Frau Abgeordnete, als Mitglied des Verteidigungsausschusses und Berichterstatterin der CDU/CSU-Fraktion für das Zivilpersonal im Verteidigungsausschuss sind Sie für uns eine wichtige Ansprechpartnerin. Wir würden uns freuen, wenn Sie sich kurz persönlich vorstellen.

Gisela Manderla, Dienstgrad: MdB, 59 Jahre, verheiratet, drei erwachsene Kinder. Ich bin 2013 für den Kölner Nordwesten in den Deutschen Bundestag eingezogen.

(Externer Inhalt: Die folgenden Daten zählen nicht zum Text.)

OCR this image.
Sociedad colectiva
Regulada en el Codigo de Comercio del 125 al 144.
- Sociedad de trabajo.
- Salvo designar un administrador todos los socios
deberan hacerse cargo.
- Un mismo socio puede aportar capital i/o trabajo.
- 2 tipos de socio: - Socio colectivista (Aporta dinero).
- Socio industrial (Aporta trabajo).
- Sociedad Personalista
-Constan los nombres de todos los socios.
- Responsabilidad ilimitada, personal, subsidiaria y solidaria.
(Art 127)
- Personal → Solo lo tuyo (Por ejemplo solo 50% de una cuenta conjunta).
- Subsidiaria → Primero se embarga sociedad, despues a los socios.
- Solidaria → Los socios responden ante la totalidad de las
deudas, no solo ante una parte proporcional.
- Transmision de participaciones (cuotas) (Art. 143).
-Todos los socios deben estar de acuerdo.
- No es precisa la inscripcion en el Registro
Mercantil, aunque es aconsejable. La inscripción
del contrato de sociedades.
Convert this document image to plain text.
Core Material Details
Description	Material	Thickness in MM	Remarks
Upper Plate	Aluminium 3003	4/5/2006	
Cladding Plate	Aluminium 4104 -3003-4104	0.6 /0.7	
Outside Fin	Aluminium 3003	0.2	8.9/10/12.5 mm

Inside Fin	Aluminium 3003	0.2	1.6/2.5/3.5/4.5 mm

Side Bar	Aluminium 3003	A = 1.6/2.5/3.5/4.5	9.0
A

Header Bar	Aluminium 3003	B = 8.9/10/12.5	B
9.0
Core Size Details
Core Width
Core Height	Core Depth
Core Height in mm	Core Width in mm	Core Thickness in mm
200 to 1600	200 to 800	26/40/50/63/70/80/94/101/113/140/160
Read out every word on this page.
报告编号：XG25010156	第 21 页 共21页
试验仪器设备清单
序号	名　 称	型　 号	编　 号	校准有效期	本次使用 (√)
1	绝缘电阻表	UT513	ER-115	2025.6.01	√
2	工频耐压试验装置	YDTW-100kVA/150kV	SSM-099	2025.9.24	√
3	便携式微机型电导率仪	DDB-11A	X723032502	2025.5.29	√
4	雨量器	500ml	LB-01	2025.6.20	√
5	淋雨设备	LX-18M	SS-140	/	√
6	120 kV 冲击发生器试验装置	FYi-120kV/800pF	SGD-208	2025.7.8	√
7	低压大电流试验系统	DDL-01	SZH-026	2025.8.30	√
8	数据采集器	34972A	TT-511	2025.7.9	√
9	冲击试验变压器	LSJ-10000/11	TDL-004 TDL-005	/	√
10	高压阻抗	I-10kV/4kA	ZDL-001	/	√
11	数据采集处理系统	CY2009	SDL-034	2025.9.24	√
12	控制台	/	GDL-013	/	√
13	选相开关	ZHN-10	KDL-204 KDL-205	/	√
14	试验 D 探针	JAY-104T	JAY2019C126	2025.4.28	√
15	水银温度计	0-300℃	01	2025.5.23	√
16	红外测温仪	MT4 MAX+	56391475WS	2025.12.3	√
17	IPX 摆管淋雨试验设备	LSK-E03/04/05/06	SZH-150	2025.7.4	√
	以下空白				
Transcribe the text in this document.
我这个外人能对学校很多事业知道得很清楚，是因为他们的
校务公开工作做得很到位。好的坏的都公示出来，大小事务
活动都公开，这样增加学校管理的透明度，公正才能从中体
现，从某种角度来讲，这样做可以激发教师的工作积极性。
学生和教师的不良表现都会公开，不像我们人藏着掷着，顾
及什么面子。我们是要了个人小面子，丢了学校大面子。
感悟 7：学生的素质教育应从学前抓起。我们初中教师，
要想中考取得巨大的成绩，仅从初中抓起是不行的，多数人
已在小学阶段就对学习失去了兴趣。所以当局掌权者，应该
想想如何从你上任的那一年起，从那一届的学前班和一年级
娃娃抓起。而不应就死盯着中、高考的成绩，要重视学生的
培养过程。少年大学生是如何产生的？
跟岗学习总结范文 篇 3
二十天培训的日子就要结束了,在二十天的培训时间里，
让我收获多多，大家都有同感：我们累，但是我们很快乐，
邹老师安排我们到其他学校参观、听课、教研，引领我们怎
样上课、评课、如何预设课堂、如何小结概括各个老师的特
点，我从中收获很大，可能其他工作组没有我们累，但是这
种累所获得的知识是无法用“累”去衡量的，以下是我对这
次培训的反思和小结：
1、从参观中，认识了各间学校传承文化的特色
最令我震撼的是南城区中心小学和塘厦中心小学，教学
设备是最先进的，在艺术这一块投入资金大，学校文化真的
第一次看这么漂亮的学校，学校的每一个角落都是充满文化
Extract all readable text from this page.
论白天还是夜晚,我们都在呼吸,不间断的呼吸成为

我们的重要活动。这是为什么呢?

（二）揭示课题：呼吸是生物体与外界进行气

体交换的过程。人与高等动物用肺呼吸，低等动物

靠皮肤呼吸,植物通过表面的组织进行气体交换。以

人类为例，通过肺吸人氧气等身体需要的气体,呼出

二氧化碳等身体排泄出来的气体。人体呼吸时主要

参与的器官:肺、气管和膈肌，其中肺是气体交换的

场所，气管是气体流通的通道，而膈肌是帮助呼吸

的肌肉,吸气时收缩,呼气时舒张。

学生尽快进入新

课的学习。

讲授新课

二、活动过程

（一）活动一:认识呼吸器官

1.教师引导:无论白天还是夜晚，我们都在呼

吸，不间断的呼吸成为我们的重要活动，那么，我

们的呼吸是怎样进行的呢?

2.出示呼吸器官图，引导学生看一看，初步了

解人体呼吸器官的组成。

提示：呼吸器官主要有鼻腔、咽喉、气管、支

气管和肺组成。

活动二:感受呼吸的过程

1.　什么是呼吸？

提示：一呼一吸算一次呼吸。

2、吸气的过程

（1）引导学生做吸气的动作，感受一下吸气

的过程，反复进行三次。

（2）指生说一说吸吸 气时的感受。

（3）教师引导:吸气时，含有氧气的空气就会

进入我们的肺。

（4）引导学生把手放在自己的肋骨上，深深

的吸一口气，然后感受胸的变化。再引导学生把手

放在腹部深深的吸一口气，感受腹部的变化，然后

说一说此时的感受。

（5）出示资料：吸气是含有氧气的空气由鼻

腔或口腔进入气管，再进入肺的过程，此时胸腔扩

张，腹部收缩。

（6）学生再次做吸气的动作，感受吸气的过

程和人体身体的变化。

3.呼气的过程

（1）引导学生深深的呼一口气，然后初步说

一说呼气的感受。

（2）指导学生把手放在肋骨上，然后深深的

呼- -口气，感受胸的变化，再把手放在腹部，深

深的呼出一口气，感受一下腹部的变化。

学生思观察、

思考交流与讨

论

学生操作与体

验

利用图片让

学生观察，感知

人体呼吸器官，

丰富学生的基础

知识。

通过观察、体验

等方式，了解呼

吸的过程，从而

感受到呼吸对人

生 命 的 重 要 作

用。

Zuvor war ich 13 Jahre in der Kommunalpolitik meiner Kölner Heimat tätig, vor allem als Vorsitzende des Schulausschusses im Rat der Stadt Köln. Gemeinsam mit meinem Mann betreibe ich in Köln zudem ein Ingenieurbüro.

 

Auf europäischer Ebene führt und koordiniert Frau Mogherini die Politikbereiche Außen-, Sicherheits- und Verteidigungspolitik von aus einer Hand. Unterstellt sind ihr neben den Beamten des Europäischen Auswärtigen Dienstes seit Kurzem ein Rüstungsfond und ein „Einsatzführungskommando“. Unterstützt wird sie aus Deutschland durch das AA, das BMZ und das BMVg. Wenn wir mehr gemeinsam analysieren und agieren müssen, welche Auswirkungen sehen Sie für die Arbeit im Bundestag und in der Bundesregierung?  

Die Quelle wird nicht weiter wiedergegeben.